Bagaimana pun keadaannya, Hinata benar. Sekeras apa pun orang tuanya, mereka tetaplah orang tuanya. Pasti ada celah di hati kedua orang tuanya untuk kebahagiaan dirinya. Dan hal pertama yang harus maju adalah dia sebagai sang anak yang menghargai dan menghormati orang tua. Lupakan salah siapa? Yang terpenting niatnya adalah memperbaiki hubungan.

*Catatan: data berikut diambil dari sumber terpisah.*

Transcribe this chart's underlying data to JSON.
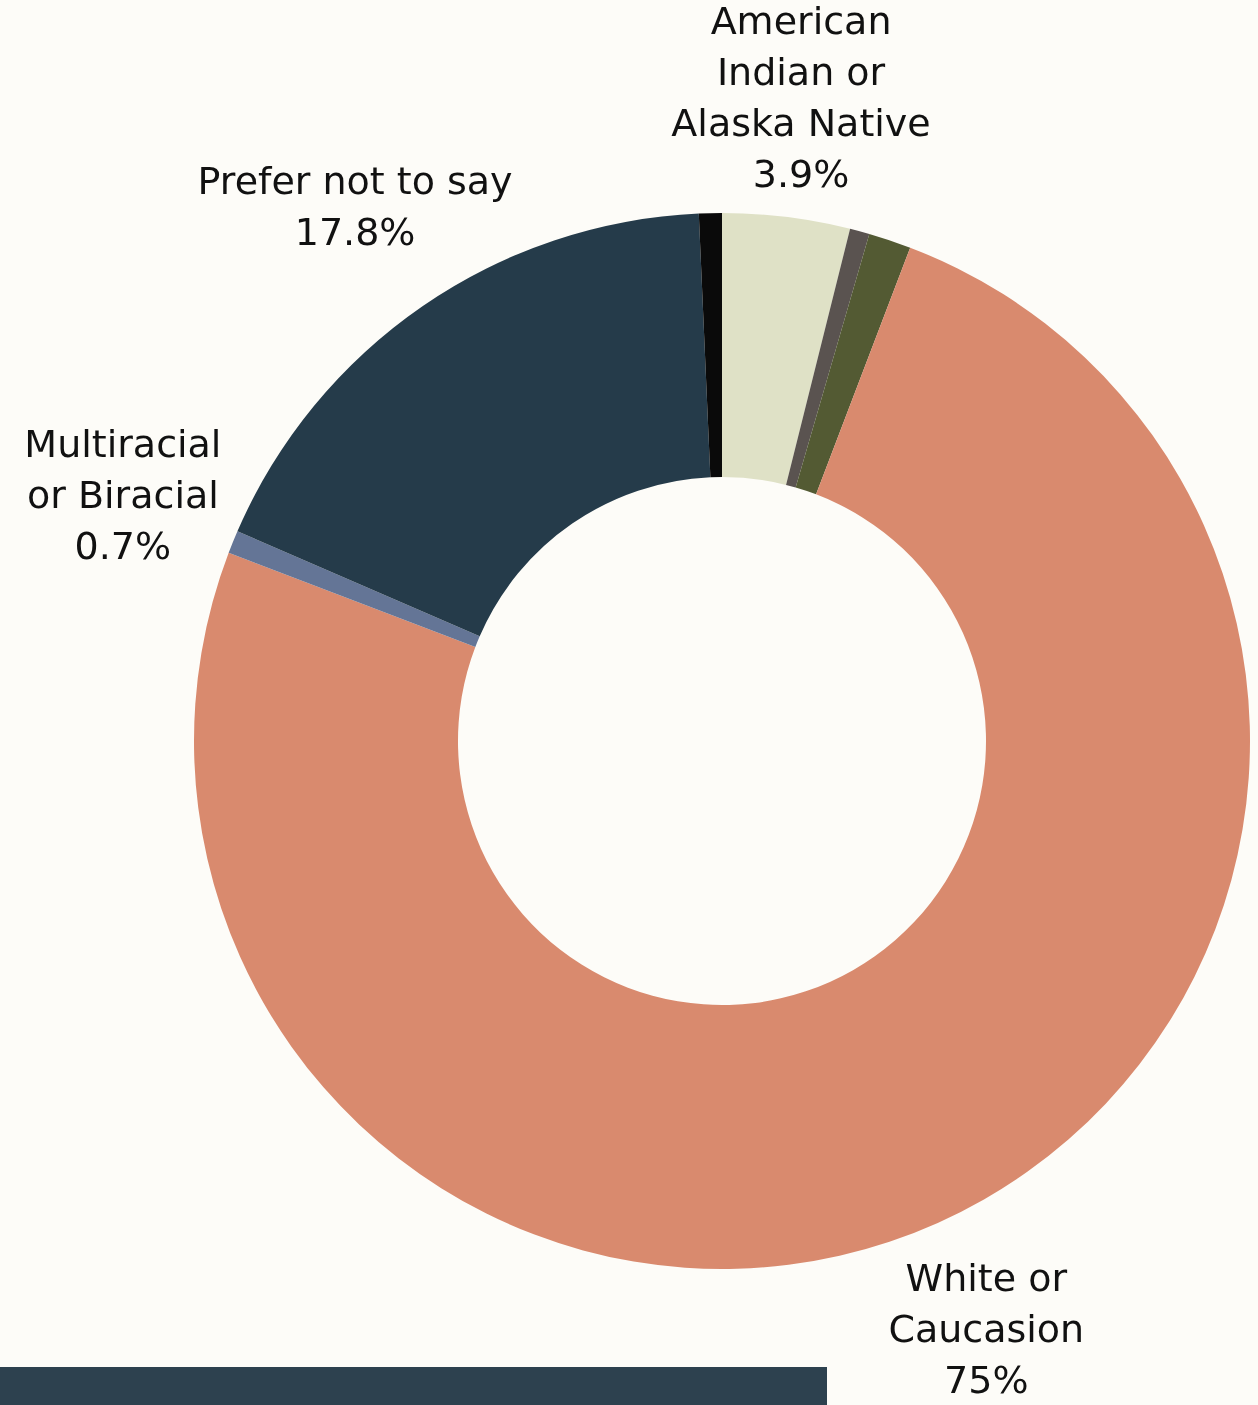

Toneri meremat kedua tangannya kencang, ia begitu gugup berhadapan langsung dengan kedua orang tuanya di ruangan kerja sang ayah--Tenji.

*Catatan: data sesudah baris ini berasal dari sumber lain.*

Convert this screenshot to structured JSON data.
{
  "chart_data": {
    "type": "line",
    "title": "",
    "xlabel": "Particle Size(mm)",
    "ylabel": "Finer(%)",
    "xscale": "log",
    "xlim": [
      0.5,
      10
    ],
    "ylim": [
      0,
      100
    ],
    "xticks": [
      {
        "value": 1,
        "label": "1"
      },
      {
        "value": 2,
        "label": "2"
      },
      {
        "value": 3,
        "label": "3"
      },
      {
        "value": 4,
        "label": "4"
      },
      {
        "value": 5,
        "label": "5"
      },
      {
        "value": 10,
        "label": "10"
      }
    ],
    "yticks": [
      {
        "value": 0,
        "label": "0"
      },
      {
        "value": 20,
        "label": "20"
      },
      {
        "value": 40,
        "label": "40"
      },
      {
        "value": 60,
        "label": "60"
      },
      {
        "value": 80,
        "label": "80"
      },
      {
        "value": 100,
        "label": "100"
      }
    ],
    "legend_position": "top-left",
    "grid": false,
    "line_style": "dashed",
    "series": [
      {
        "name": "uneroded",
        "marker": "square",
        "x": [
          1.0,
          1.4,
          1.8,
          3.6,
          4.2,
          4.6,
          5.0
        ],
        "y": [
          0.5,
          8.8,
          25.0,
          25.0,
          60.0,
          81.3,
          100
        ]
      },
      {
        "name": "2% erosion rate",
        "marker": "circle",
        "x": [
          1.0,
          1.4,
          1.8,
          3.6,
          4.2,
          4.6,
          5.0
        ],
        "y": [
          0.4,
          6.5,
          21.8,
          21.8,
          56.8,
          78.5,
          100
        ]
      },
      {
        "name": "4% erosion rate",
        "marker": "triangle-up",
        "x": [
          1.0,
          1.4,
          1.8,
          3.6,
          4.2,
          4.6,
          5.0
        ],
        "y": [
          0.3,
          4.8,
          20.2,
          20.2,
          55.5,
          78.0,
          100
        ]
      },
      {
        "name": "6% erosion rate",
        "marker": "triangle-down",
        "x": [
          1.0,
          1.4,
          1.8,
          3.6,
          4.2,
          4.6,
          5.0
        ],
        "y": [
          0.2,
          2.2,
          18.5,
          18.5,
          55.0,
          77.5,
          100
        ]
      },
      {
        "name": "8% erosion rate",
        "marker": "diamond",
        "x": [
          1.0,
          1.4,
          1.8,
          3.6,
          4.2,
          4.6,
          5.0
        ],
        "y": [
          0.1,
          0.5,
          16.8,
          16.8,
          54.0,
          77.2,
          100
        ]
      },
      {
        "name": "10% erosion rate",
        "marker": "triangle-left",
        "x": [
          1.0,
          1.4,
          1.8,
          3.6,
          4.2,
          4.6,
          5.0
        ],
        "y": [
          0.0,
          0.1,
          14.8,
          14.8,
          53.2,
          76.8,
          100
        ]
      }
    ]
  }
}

Pasalnya pagi-pagi sekali sang ayah memanggilnya untuk membicarakan hal yang begitu serius.Dengan menarik napas dalam dan membuangnya perlahan, Toneri memberanikan diri untuk berbicara terlebih dahulu. "Aku ingin meminta maaf kepada ayah dan ibu, terutama ibu. Aku sudah berucap kasar kepada ibu."
Dengan wajah tenang, Kaguya menyimpan cangkir teh ke atas meja setelah menyesapnya sedikit. "Kau sadar telah berucap kasar pada ibumu!?" Toneri tak menjawab, ia hanya mengangguk perlahan.
"Apa karena gadis itu?" Toneri menengadah, menatap sang ibu dengan raut wajah bingung. "Kau meminta maaf karena gadis itu?" Kaguya kembali menerangkan.
"Sejujurnya awalnya iya, tapi setelah ku pikir ulang ... aku memang salah telah berkata kasar pada ibu."
Kaguya menghela napas, sedangkan Tenji bergeming, memperhatikan apa yang akan terjadi setelahnya. Tenji sudah mengetahui apa yang terjadi kemarin dari istrinya dan mereka berdua pun sudah mendiskusikan hal ini dan memutuskan sesuatu untuk masa depan sang putra.
"Ibu juga minta maaf karena hilang kontrol kemarin. Bahkan ibu sampai menamparmu dan Hinata." Akhirnya kata-kata sakral itu keluar dari mulut Kaguya.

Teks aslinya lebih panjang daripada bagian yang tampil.